I wasn't nice about it.  There is a time for respect for the dead and a time that you just pray they are already where they are going and don't mind what you do with the shell they left behind.  I pray that when I put a puss brain down that when they get where they are going they count it more of an escape than anything.  Guess I'll know one of these days but I hope that it is a long, long time off.

I just tossed the mess that I had made of the puss brains down my stairs and out into the night, whatever it took to get them out of the cabin.  I'd scrub the rest of the mess up later.  I actually hoped wild animals would find the remains outside and carry it off so I wouldn't have to deal with that too.  Then I manhandled the door back into the gap.  It wouldn't stay up by itself because of the wind so I pushed and shoved what furniture I had in front of it to hold it up ... a five drawer dresser full of cans, the little frig full of dried smoked fish and cattails, and a folding chair I used as a brace to hold everything in place.

Cold continued to pour in where the door frame had been damaged so I shoved what I could into the gaps.  The floor and walls were covered in frost, my drinking water (thankfully covered and undisturbed) was a solid block of ice, and the fire had gone out in the stove leaving me in almost total darkness except for what little light the wind up lamp created which itself was fast fading as the cold made it difficult for the batteries to keep a charge.

With the wind held at bay - definitely been reading too much of the Bronte sisters - I shuffled to the stove, my ankle and arm feeling like they were still being chewed on.  I got the stove going but it only seemed to warm a couple of inches of space away from its surface.  I wanted to look at the "bites" really bad but I knew if I took off my clothes to see them I would lose what little warmth I had.  I also didn't want to be less than dressed if another bunch of puss brains showed up.

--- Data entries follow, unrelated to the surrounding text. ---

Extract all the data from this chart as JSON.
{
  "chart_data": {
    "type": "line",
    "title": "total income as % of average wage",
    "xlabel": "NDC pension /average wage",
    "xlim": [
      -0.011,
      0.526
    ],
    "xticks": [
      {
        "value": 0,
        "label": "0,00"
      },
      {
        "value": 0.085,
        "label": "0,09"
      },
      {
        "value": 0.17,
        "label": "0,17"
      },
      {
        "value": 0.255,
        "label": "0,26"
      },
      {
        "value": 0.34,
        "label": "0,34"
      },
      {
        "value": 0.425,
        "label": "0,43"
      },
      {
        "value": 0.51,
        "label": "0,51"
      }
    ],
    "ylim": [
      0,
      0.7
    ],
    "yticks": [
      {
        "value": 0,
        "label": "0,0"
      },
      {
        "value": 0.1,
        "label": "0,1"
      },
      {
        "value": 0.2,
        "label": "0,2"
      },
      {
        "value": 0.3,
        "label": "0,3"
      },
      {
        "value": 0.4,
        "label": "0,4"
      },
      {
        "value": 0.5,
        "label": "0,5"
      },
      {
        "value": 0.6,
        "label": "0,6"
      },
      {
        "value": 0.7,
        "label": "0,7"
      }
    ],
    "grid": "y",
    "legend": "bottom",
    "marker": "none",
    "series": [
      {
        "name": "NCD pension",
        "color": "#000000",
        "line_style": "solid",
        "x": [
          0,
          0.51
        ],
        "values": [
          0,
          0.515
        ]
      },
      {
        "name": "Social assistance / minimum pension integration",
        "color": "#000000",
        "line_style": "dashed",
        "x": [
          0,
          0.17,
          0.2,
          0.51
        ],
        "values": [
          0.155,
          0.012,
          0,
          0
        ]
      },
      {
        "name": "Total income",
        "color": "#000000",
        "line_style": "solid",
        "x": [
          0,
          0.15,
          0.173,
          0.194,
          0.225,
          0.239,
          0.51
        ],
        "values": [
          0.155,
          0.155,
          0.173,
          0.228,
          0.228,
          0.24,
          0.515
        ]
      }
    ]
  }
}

I stayed huddled up near the stove for the rest of the night, straining to hear any unnatural noise in the storm.  Eveything sounded unnatural after what I'd done - no matter how I might talk I'm beginning to admit I'm not immune to the emotional muck putting puss brains out of their misery leaves behind.  I think I did hear something legitimately unnatural once or twice; and, after what I found when the storm finally blew itself out the next day I probably didn't hear quite a bit that I should have.

At some point I had fallen asleep, my body and mind shutting down both from shock and I suppose what was near hypothermia.  I woke in pain.  I had lost my balance in my sleep and fallen over on my arm.  I nearly screamed; and would have if Moses's training hadn't been instilled so deeply.  When I got my breath back I realized from the lack of sound that the storm was over.  I got up and hobbled over, and after moving a blanket aside, I peered out a gap in the damaged door frame that it was daylight.  I wasn't sure what time exactly but is was a couple of hours before noon if I was judging the angle of the sun correctly.

After debating with myself I finally moved everything out of the way and went outside.  Not because I had any great desire to be out there but because I needed to take care of nature's call.  I have to tell you the truth, I nearly had to change my underclothes whether I wanted to or not after finding that some puss brains had gotten so desperate they'd climbed down inside the outhouse.  What is left of them is still there and I now keep a bucket in the cabin for at night because no way do I want to go through that again in the dark.  Once was absolutely enough for multlple life times.